Bill to abolish straight-ticket voting advances in Iowa House

ED TIBBETTS Quad-City Times | Posted: Sunday, February 3, 2013 3:00 pm

DAVENPORT, Iowa | It hasn’t gotten a lot of buzz yet, but a proposal in the Iowa House could change how a large chunk of Iowa voters cast their ballots.

Rep. Peter Cownie, R-West Des Moines, has proposed doing away with most straight-ticket voting, the practice of voting once for all the people of a particular party on the ballot. The bill cleared a subcommittee last week, and it’s scheduled to come up this week in the House State Government Committee.

Cownie said there’s too much partisanship, and it’s not too much to ask people to know who they’re voting for.

“I think an educated voter is a better voter, and this will help them do that,” he said.

Critics of the plan say it would take away a popular way to vote.

“It’s a choice. Nobody requires you to vote straight ticket,” Rep. Cindy Winckler, D-Davenport, who opposes the measure, said. “I think it’s unfortunate we would take that away from people.”

The bill is but the latest in a string of proposals to tinker with the mechanics of elections. Secretary of State Matt Schultz has pushed for years to require photo identification at the ballot box. Democrats have argued against that proposal, while Republicans have supported it.

In this case, Cownie said he doesn’t know which party will benefit. Democrats, including Winckler, say the same.

Still, state data show that it’s Democrats who have been getting the most straight-ticket votes, particularly in urban areas.

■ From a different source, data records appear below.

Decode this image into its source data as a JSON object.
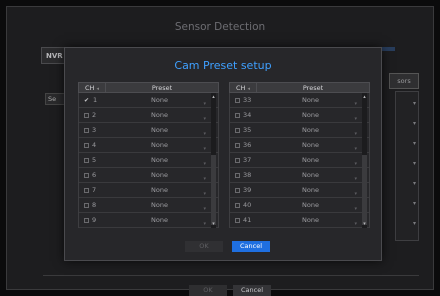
{
  "background_window": {
    "title": "Sensor Detection",
    "tab_nvr": "NVR",
    "right_button": "sors",
    "se_label": "Se",
    "ok_label": "OK",
    "cancel_label": "Cancel"
  },
  "dialog": {
    "title": "Cam Preset setup",
    "col_ch": "CH",
    "col_preset": "Preset",
    "ok_label": "OK",
    "cancel_label": "Cancel",
    "left_rows": [
      {
        "ch": "1",
        "preset": "None",
        "checked": true
      },
      {
        "ch": "2",
        "preset": "None",
        "checked": false
      },
      {
        "ch": "3",
        "preset": "None",
        "checked": false
      },
      {
        "ch": "4",
        "preset": "None",
        "checked": false
      },
      {
        "ch": "5",
        "preset": "None",
        "checked": false
      },
      {
        "ch": "6",
        "preset": "None",
        "checked": false
      },
      {
        "ch": "7",
        "preset": "None",
        "checked": false
      },
      {
        "ch": "8",
        "preset": "None",
        "checked": false
      },
      {
        "ch": "9",
        "preset": "None",
        "checked": false
      }
    ],
    "right_rows": [
      {
        "ch": "33",
        "preset": "None",
        "checked": false
      },
      {
        "ch": "34",
        "preset": "None",
        "checked": false
      },
      {
        "ch": "35",
        "preset": "None",
        "checked": false
      },
      {
        "ch": "36",
        "preset": "None",
        "checked": false
      },
      {
        "ch": "37",
        "preset": "None",
        "checked": false
      },
      {
        "ch": "38",
        "preset": "None",
        "checked": false
      },
      {
        "ch": "39",
        "preset": "None",
        "checked": false
      },
      {
        "ch": "40",
        "preset": "None",
        "checked": false
      },
      {
        "ch": "41",
        "preset": "None",
        "checked": false
      }
    ]
  },
  "colors": {
    "accent": "#1f6fe0",
    "title_blue": "#3fa0ff"
  }
}
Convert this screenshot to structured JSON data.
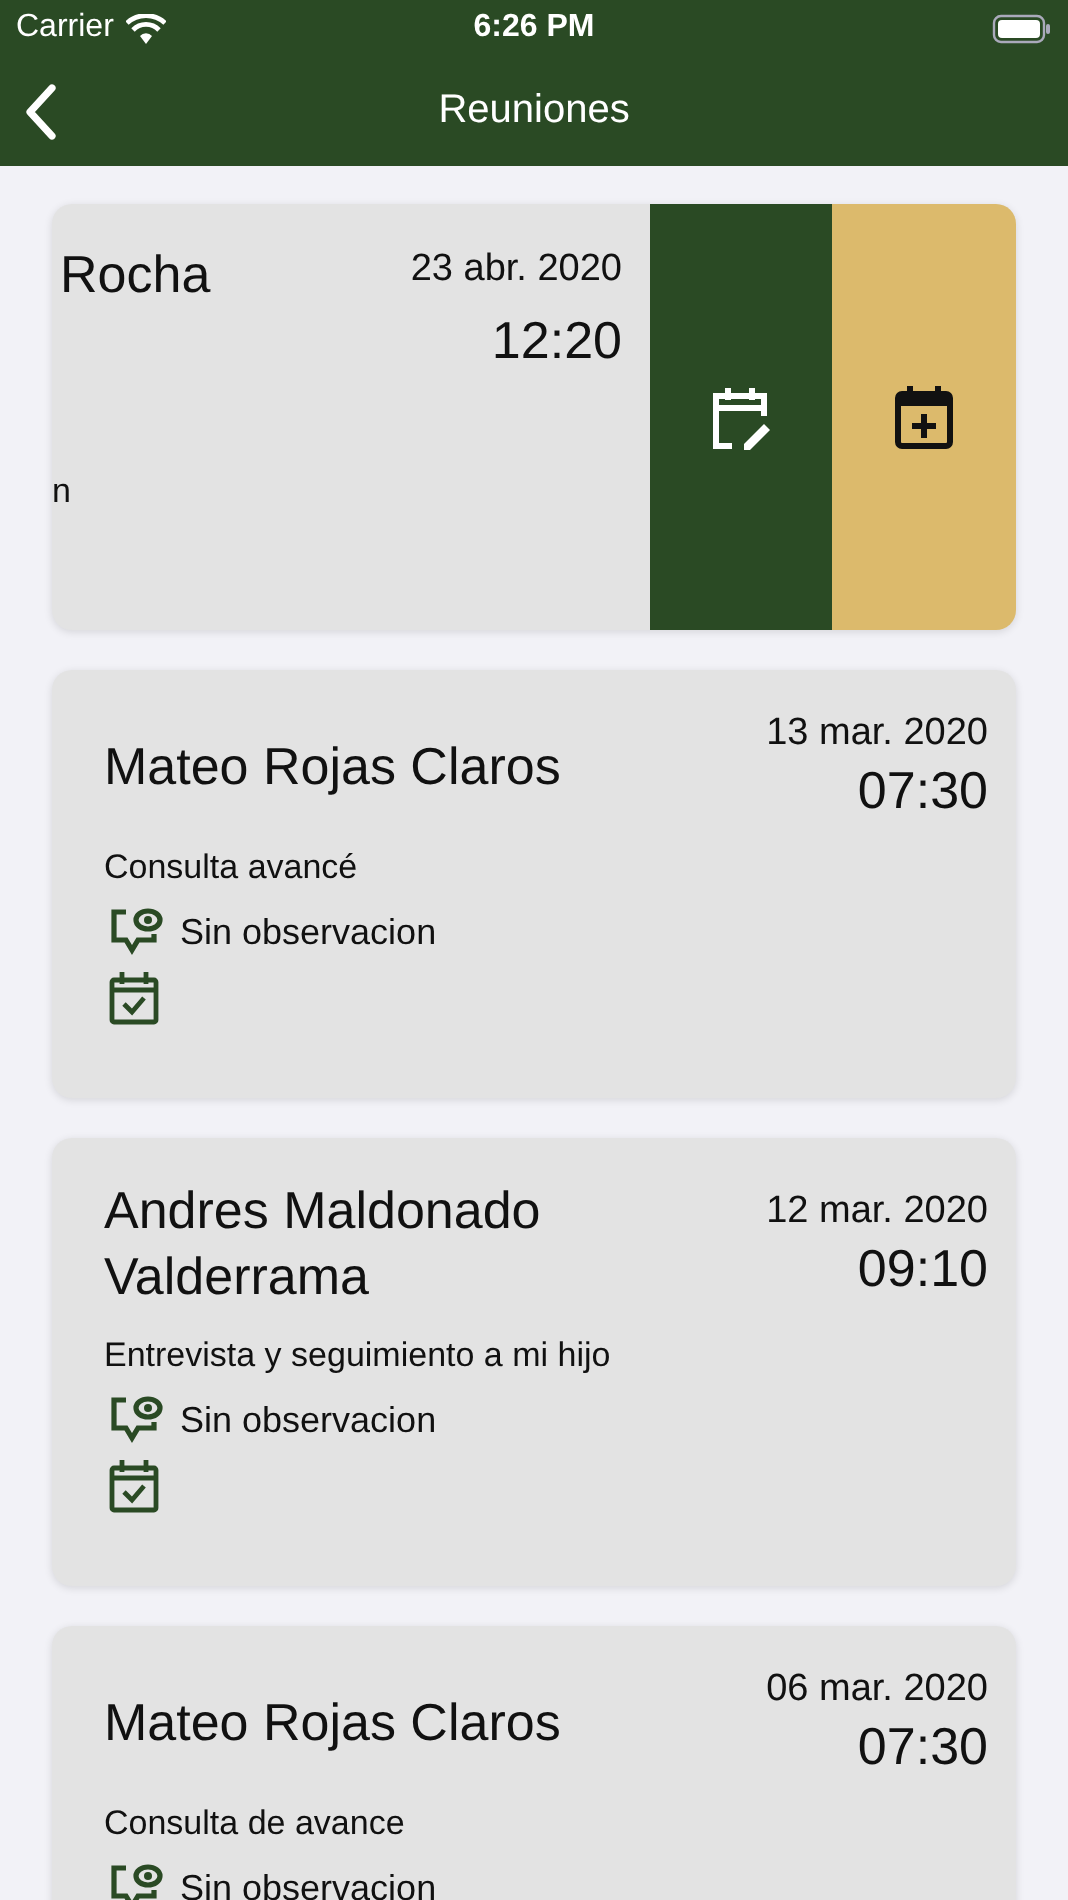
{
  "status_bar": {
    "carrier": "Carrier",
    "time": "6:26 PM"
  },
  "nav": {
    "title": "Reuniones"
  },
  "meetings": [
    {
      "kind": "swiped",
      "name": "Rocha",
      "date": "23 abr. 2020",
      "time": "12:20",
      "fragment": "n"
    },
    {
      "kind": "normal",
      "name": "Mateo Rojas Claros",
      "date": "13 mar. 2020",
      "time": "07:30",
      "subject": "Consulta avancé",
      "observation": "Sin observacion",
      "calendar_confirmed": true
    },
    {
      "kind": "normal",
      "name": "Andres Maldonado Valderrama",
      "date": "12 mar. 2020",
      "time": "09:10",
      "subject": "Entrevista y seguimiento a mi hijo",
      "observation": "Sin observacion",
      "calendar_confirmed": true
    },
    {
      "kind": "normal",
      "name": "Mateo Rojas Claros",
      "date": "06 mar. 2020",
      "time": "07:30",
      "subject": "Consulta de avance",
      "observation": "Sin observacion"
    }
  ]
}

The Iowa Secretary of State’s office says it didn’t collect data for straight-ticket voting in 2012. But a Quad-City Times survey of the 65 counties that reported countywide votes in 2008 showed Democrats got 202,218 straight-ticket votes, while Republicans got 141,471.

Of the 65 counties, Democrats had the edge in 35, Republicans in 30.

Iowa is one of 15 states that permit straight-ticket voting, according to the National Conference of State Legislatures. New Mexico offered it for years, but last fall, its top elections official, a Republican, stopped the practice for the 2012 election. Now, Democratic legislators are trying to reinstate it.

The trend in the past several years has been away from straight-ticket voting. Two states ended it in 2006 and 2007. Wisconsin did so in 2011. Illinois ended straight-ticket voting in 1997 after a partisan fight.

Five states, including Iowa, have bills to eliminate straight-ticket voting this year, according to the conference of state legislatures. Indiana, Rhode Island, Texas and Utah are the others. A Utah committee voted down the proposal Wednesday. There, a Democrat had proposed eliminating it, while Republicans opposed it.